Karl Marx's love children have finally reached puberty.
I agree with them on one thing. The jail part. If anyone on Wall Street, Main Street or on the rolls of the Columbia University Junior Marxist Coalition broke a law they should be prosecuted and punished.
Speaking of crimes against humanity, the "educators" who taught economics to the occupying idiots should be locked up for life.
The sound bites alone have been an indictment of American higher education. One of the protesters said the world's problems could be solved "if we did away with money, because we shouldn't have to pay for food because it's the world's food."
An even brighter student was caught on camera saying, "We deserve to live in a democracy where people can print their own money."
It would take volumes to explore the economic ignorance conveyed in that one statement.
The protesters claim to hate Big Money, yet they adore super-wealthy companies like Apple and Microsoft, who raised billions on Wall Street to make the smart phones and video games that keep the occupiers informed and entertained during the protests.
After a few weeks of seeing local parks turned to trash dumps, big city mayors are finally flushing some of the protesters. If the occupiers need to disrupt a new place filled with fat cats, they should strap on their Birkenstocks and shuffle over to our nation's capital.
According to new census data, metro Washington, D.C., has replaced California's high-tech corridor -- Silicon Valley -- as the nation's richest metropolitan area.
The median income of D.C. area residents is $84,523. The national median income is $50,046. Why the huge income gap? Astronomical government salaries.
Including all benefits, federal employees earn an average of $126,369. Did I mention the median income -- including benefits -- for private sector American workers is $50,046?
It gets better.
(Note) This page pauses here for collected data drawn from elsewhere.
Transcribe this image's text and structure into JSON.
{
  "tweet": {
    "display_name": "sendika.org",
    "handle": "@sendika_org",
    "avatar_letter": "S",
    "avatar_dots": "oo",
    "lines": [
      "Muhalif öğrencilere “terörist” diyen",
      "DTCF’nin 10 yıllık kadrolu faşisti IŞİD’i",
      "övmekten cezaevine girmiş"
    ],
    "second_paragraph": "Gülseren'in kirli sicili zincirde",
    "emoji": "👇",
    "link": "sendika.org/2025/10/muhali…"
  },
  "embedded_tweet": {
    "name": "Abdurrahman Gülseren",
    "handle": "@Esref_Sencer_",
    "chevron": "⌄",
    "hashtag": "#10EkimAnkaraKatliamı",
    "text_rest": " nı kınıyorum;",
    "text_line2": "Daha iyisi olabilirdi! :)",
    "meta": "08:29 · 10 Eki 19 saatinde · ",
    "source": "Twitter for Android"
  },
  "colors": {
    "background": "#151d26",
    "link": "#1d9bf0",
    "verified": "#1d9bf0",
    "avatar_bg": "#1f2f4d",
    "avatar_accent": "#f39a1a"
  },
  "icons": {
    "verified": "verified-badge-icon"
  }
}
The same week the census data was released, Senate Majority Leader Harry Reid said private sector employment was fine and we needed to hire more federal workers.
He said it with a straight face. He might actually believe it. He's also dead wrong.
Census figures show that since the recession officially began in December 2007, the private sector has lost 6.3 million net jobs -- a 5.4 percent drop. Government employment is down 392,000 jobs -- a 1.8 percent drop.
Government workers actually have the lowest unemployment rate of any industry, according to the census bureau. Our elected officials say we need to hire more. And they can't understand why "We, the little people" are a bit touchy?
I don't know a thing about economics, but I know this ... when government employees earn twice as much as the people who pay their salaries, it won't be long before the peasants who pay the bills pick up their pitchforks and camp out in Washington until some brand new public "servants" occupy our federal offices.